PS > Add-Migration $ARGS
     └─ EntityFrameworkCore.psm1
        |
        |  (Gather project model info)
        |  (Triggers a build)
        |  (Ensure Microsoft.EntityFrameworkCore.Tools.dll is in app dependencies)
        |  (Creates a new app domain and load users built output into the domain)
        |
        └─ EntityFrameworkDesignDomain (in powershell host)
           |
           | (Powershell cmdlet identifies operation with options)
           | (Create instance of operation executor from Microsoft.EntityFrameworkCore.Tools.dll)
           |
           └─ PowerShell OperationExecutor

How tool and app dependencies are merged

NuGet Install-Package resolves dependencies of "Microsoft.EntityFrameworkCore.Tools" and the app. The resolution is automatically put into csproj and results in an output directory and App.Config that handles binding redirects.

PowerShell cmdlets on xproj

PS > Add-Migration $ARGS
     └─ EntityFrameworkCore.psm1
        |
        |  (Translates cmdlet arguments to dotnet-ef equivalent"
        |
        ├─ "dotnet ef $ARGS --json"
        |
        └─ (Parse JSON results and trigger VS window opens)

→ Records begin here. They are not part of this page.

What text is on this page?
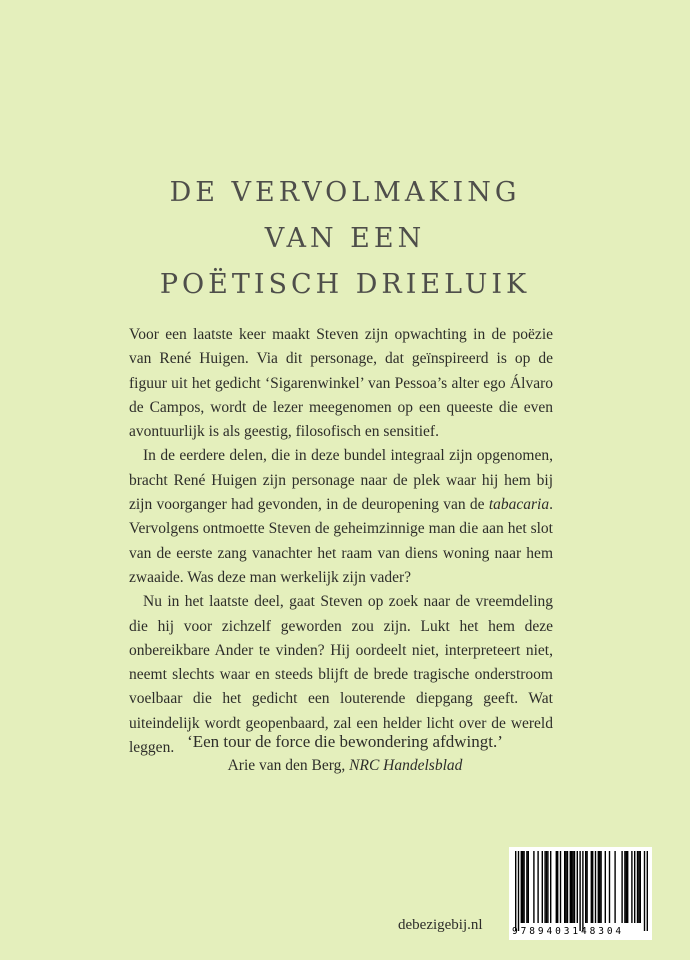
DE VERVOLMAKING
VAN EEN
POËTISCH DRIELUIK

Voor een laatste keer maakt Steven zijn opwachting in de poëzie van René Huigen. Via dit personage, dat geïnspireerd is op de figuur uit het gedicht ‘Sigarenwinkel’ van Pessoa’s alter ego Álvaro de Campos, wordt de lezer meegenomen op een queeste die even avontuurlijk is als geestig, filosofisch en sensitief.

In de eerdere delen, die in deze bundel integraal zijn opgenomen, bracht René Huigen zijn personage naar de plek waar hij hem bij zijn voorganger had gevonden, in de deuropening van de tabacaria. Vervolgens ontmoette Steven de geheimzinnige man die aan het slot van de eerste zang vanachter het raam van diens woning naar hem zwaaide. Was deze man werkelijk zijn vader?

Nu in het laatste deel, gaat Steven op zoek naar de vreemdeling die hij voor zichzelf geworden zou zijn. Lukt het hem deze onbereikbare Ander te vinden? Hij oordeelt niet, interpreteert niet, neemt slechts waar en steeds blijft de brede tragische onderstroom voelbaar die het gedicht een louterende diepgang geeft. Wat uiteindelijk wordt geopenbaard, zal een helder licht over de wereld leggen. ‘Een tour de force die bewondering afdwingt.’
Arie van den Berg, NRC Handelsblad
debezigebij.nl	9789403148304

This is a shim into "dotnet ef".

Limitations

  1. Creating an app-domain for executing commands in the PowerShell host requires some remoting magic not available on .NET Core.
  2. Running "dotnet exec" on class library projects does not work because there is no "runtimeconfig.json" available.
  3. PowerShell command lets use project file extension (csproj/xproj) to determine execution approach. This will not be relient to project file changes.